A former high school dean convicted of shooting a student he recruited to deal drugs has been sentenced to serve 18 years in prison on racketeering charges, Fox News Digital reported.
Shaun Harrison, a self-styled preacher also called "Rev," was sentenced to 218 months in prison after pleading guilty to a racketeering conspiracy in 2022.
"Harrison was the architect of ruin for an entire generation of promising young lives – exclusively targeting and grooming vulnerable, at-risk youth," said United States Attorney Rachael S. Rollins in a statement Thursday.
"The level of betrayal and dishonesty exhibited here is astonishing. Harrison was in a position of trust, but was actually a dangerous predator. As the academic dean at a Boston Public high school he lured and manipulated teenagers into a criminal enterprise that specialized in street terrorism," Rollins also said.
While in prison for attempting to murder a student he had recruited to sell marijuana, Harrison continued to associate with Latin Kings, a violent criminal enterprise with thousands of members. The gang supported Harrison while he was incarcerated, refusing to implicate others and putting money into his jail accounts.

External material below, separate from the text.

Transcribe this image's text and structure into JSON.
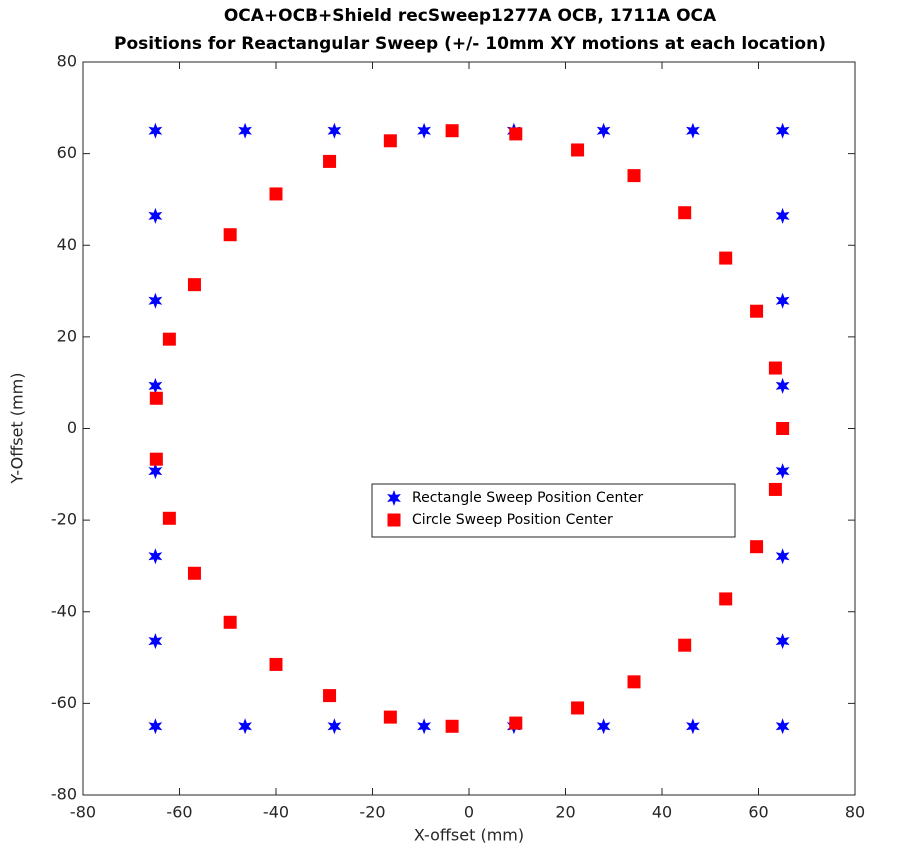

Boston Public Schools hired Harrison in 2015 as an academic dean at English High School, a role that involved working with at-risk students. Officials say he used his position to recruit those same at-risk students into the gang. Harrison had students distribute drugs he provided, with Harrison collecting the proceeds.
When Harrison thought one of the students dealing drugs for him had stolen money from him and might inform the police, Harrison shot him in the back of the head. The shooting was caught on camera.
The student survived, but still lives with partial face paralysis, neuropathy in his neck and face, permanent hearing loss, and other significant injuries.
"Shaun Harrison led a double life – using his position as a high school dean to engage in violence and recruit at-risk youth into a violent criminal enterprise. Today’s sentence ensures he will stay in prison and off our city streets for a significant period of time," said Joseph R. Bonavolonta, Special Agent in Charge of the Federal Bureau of Investigation, Boston Division.
"The convergence of gangs, guns, and drugs are a serious threat to our communities which the FBI and our law enforcement partners are working hard every day to address."